3 Responses to “A Silver Seven Legend and the Sugar Factory”

  1. Nic Clarke says:

    Mr. Ferguson,

    The claim that McGee avoided/cheated the eye examination is – as I have recently argued – questionable. Evidence indicates that everyone in the unit knew who he was at the time of his enlistment and, therefore, would have known about this eye injury/visual limitations.

    See: Nic Clarke “‘The Greater and Grimmer Game’: Sport as an Arbiter of Military Fitness in the British Empire – The Case of ‘One-Eyed’ Frank McGee.” The International Journal of the History of Sport 28, no. 3 (2011): 604-622.

    A condensed version of mt argument can be found here:

  2. Paul Ferguson says:

    Mr. Clarke,
    I am very pleased that you have added to our blog and I completely agree that everyone knew who Frank McGee was.

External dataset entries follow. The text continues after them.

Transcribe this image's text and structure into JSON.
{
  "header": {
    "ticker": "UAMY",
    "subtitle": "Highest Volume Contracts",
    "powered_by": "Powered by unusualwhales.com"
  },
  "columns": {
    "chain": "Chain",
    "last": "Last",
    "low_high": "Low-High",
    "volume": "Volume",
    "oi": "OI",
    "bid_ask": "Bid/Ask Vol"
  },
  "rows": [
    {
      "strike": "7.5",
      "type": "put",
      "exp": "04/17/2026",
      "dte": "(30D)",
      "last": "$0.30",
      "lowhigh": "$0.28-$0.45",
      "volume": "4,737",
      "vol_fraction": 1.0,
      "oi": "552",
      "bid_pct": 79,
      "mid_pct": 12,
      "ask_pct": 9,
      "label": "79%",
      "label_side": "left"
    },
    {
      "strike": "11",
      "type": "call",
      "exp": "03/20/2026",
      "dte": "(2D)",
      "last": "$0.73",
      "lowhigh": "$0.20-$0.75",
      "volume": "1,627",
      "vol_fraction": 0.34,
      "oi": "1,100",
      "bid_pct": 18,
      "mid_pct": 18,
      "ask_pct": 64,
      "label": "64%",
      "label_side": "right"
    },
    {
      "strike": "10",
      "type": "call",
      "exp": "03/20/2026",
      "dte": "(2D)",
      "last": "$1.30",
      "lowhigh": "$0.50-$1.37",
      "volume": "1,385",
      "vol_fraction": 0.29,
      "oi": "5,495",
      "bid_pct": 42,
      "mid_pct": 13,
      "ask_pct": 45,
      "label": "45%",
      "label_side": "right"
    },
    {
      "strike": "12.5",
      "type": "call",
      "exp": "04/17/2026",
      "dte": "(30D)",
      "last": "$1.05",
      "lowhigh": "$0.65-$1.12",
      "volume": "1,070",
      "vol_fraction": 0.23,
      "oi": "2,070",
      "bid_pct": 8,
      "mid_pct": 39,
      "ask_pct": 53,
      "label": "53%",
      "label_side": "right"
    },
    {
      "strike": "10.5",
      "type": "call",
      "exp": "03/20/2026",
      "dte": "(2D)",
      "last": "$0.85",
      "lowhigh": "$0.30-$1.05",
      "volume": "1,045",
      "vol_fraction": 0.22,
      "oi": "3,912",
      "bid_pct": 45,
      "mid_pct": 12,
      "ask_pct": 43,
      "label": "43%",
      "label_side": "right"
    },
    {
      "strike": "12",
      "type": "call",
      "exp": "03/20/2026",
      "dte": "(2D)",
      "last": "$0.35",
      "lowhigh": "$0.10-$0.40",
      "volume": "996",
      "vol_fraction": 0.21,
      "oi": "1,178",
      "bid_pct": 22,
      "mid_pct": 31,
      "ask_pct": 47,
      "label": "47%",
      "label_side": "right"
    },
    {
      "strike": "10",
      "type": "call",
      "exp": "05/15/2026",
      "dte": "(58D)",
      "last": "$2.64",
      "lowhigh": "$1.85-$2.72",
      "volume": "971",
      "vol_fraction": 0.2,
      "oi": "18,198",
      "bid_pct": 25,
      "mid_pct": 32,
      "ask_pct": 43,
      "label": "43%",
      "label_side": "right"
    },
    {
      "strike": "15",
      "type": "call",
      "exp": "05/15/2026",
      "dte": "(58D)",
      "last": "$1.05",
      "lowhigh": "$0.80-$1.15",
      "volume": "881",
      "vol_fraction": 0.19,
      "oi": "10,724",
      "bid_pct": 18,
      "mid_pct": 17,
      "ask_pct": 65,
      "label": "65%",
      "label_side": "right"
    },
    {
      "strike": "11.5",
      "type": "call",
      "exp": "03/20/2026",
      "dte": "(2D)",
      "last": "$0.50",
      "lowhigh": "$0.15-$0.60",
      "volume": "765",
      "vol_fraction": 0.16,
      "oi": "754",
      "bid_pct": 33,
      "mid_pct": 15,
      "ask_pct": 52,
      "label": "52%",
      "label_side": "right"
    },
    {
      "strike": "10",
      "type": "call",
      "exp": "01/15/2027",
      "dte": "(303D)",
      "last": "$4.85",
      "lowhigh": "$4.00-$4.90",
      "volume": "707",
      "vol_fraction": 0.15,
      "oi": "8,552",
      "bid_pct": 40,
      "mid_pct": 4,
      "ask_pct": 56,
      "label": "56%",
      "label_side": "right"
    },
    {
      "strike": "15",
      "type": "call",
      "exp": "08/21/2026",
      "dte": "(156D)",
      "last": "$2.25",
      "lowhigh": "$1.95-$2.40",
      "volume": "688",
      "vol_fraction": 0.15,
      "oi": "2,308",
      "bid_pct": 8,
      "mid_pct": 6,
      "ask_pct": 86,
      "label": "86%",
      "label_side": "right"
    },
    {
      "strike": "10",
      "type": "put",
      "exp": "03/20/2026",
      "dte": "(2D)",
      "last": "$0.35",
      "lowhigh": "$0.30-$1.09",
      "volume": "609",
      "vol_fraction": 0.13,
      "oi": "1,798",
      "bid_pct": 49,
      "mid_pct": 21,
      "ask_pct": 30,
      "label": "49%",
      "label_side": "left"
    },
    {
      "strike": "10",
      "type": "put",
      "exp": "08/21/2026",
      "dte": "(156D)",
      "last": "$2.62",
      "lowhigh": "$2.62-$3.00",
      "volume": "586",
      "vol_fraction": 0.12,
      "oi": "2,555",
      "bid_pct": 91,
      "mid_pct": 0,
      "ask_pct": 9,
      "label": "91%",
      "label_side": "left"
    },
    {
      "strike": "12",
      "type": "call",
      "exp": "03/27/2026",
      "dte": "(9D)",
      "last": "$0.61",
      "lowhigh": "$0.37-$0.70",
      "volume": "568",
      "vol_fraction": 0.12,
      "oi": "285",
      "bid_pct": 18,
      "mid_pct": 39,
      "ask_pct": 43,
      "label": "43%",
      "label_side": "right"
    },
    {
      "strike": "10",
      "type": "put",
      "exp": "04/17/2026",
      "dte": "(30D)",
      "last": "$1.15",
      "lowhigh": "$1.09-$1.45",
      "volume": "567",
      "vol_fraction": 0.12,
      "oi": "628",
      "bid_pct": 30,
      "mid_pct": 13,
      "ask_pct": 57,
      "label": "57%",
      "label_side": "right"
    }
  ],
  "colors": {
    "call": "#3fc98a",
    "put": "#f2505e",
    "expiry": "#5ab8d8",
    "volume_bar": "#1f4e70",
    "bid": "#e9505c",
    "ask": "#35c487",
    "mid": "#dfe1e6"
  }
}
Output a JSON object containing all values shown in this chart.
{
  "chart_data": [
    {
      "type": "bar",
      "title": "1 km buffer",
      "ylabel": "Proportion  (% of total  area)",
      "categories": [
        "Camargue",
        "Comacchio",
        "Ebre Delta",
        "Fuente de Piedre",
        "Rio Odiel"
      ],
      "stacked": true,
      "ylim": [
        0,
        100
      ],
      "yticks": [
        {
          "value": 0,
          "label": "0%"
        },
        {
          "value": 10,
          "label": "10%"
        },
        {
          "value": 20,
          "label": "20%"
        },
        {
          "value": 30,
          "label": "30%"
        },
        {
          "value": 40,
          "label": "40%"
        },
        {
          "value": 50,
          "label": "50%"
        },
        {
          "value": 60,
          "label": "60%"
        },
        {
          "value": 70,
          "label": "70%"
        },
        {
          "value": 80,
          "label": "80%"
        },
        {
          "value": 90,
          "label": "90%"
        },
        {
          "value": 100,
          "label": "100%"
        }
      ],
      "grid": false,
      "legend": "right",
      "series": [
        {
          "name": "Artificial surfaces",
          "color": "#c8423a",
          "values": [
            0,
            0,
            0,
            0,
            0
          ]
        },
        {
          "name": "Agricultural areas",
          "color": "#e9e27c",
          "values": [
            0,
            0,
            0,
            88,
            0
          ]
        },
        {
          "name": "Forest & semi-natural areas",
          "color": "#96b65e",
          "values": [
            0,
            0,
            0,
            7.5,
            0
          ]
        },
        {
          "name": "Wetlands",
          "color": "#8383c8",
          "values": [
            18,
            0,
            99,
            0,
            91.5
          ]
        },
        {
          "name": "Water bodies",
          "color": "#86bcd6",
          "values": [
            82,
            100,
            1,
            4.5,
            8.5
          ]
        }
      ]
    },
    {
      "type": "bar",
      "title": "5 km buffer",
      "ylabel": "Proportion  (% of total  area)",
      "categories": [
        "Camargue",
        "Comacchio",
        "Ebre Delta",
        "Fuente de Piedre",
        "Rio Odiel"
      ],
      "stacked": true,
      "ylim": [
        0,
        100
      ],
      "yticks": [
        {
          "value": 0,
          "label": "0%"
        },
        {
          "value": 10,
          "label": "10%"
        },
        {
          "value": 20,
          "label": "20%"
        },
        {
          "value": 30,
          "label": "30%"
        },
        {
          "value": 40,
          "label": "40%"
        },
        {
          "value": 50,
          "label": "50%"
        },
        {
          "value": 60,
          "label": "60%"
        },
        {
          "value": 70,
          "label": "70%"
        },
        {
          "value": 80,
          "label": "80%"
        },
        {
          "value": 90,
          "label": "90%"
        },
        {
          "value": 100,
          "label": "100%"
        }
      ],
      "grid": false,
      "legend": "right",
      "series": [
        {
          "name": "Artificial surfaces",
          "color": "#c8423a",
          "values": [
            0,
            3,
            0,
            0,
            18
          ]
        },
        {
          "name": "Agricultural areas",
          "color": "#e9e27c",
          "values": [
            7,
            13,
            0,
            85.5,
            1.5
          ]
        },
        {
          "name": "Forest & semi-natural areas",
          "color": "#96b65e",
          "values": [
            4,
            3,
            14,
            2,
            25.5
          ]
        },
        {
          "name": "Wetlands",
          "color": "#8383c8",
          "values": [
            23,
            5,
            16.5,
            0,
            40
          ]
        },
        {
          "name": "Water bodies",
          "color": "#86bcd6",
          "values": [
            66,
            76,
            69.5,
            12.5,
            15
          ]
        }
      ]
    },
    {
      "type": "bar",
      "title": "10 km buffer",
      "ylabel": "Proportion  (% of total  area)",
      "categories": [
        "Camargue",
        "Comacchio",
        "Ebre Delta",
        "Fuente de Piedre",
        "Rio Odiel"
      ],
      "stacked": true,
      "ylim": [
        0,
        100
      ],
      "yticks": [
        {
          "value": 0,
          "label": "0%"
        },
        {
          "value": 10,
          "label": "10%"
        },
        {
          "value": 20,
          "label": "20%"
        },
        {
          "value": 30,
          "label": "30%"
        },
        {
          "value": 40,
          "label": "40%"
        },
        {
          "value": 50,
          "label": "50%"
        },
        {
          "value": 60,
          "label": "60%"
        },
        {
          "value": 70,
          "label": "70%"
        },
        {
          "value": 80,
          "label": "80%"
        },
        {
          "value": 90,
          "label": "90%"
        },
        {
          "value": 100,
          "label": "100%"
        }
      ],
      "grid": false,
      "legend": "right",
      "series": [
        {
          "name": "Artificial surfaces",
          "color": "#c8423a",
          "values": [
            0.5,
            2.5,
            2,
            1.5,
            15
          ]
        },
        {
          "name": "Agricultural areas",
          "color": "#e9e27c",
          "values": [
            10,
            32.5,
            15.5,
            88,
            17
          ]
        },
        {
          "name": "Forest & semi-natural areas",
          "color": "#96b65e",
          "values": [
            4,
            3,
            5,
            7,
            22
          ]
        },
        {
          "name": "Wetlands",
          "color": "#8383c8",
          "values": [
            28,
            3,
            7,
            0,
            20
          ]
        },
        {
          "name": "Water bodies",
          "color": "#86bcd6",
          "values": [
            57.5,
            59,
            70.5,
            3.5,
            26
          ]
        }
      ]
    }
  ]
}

    I would be curious if you have looked into the case of Rowland Bourke VC DSO who suffered from defective eyesight and was not accepted for service in Canada during the First World War? Bourke joined the Royal Naval Volunteer Reserve in England serving aboard Motor Launches and subsequently received the Victoria Cross and Distinguished Service Order.

    I was most interested in your article that you kindly provided as a link. Perhaps we will have the opportunity to chat again?